Warning: type of ‘numRest’ defaults to ‘int’ (in function 'sleep')

Question

I get a warning In function ‘sleep’: warning: type of ‘numRest’ defaults to ‘int’ and I have no idea why. It runs perfectly fine but apparently I got this warning. Does anyone else get this warning when they run it?

void sleep(numRest){

if ((numRest >= 0) && (numRest <=4)){
    printf("Sleep deprived!");
}


else if ((numRest > 4) && (numRest < 6)){
    printf("You need more sleep.");
}


else if ((numRest >= 6) && (numRest < 8)){
    printf("Not quite enough.");
}


else{
    printf("Well done!");
}

return;
}

int main()
{
int numSleep = -1;


if (numSleep == -1){
    printf("Test 1\n");
    printf("Input: -1\n");
    printf("Expected Result: Error, you cannot have a negative number of hours of sleep.\n");
    printf("Actual Result: ");
    sleep(numSleep);
    printf("\n\n");

    numSleep = 4.5;
    printf("Test 2\n");
    printf("Input: 4.5\n");
    printf("Expected Result: You need more sleep.\n");
    printf("Actual Result: ");
    sleep(numSleep);
    printf("\n\n");


}





return 0;
}

Answer 1

The issue is with the function signature definition.

 void sleep(numRest) {

should be

void sleep(int numRest) {

Otherwise, the compiler will "assume" (now obsolete by latest standard) that the missing datatype is int.

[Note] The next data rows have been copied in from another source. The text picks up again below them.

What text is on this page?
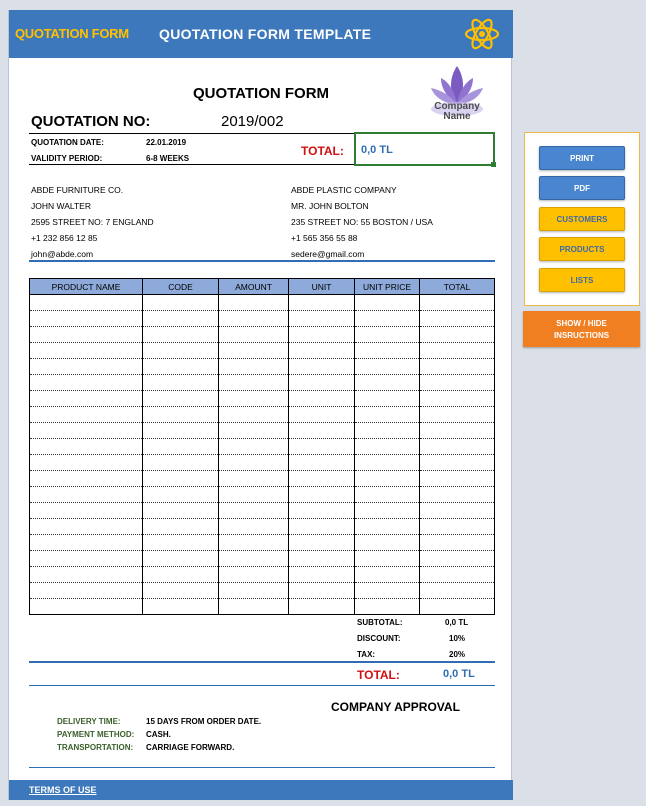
QUOTATION FORM QUOTATION FORM TEMPLATE
QUOTATION FORM
Company
Name
QUOTATION NO:	2019/002
QUOTATION DATE:	22.01.2019
VALIDITY PERIOD:	6-8 WEEKS
TOTAL: 0,0 TL
ABDE FURNITURE CO.
JOHN WALTER
2595 STREET NO: 7 ENGLAND
+1 232 856 12 85
john@abde.com
ABDE PLASTIC COMPANY
MR. JOHN BOLTON
235 STREET NO: 55 BOSTON / USA
+1 565 356 55 88
sedere@gmail.com
PRODUCT NAME	CODE	AMOUNT	UNIT	UNIT PRICE	TOTAL

SUBTOTAL:	0,0 TL
DISCOUNT:	10%
TAX:	20%
TOTAL:	0,0 TL
COMPANY APPROVAL
DELIVERY TIME:	15 DAYS FROM ORDER DATE.
PAYMENT METHOD: CASH.
TRANSPORTATION: CARRIAGE FORWARD.
TERMS OF USE
PRINT
PDF
CUSTOMERS
PRODUCTS
LISTS
SHOW / HIDE
INSRUCTIONS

Related, quoting from C11, Major changes (over previous versions) list

• remove implicit int

That said,

• sleep() is a library function already, prototyped in unistd.h, do not try to use the same for for user-defined functions.
• int main() should be int main(void), at least for hosted environments to conform to the standard.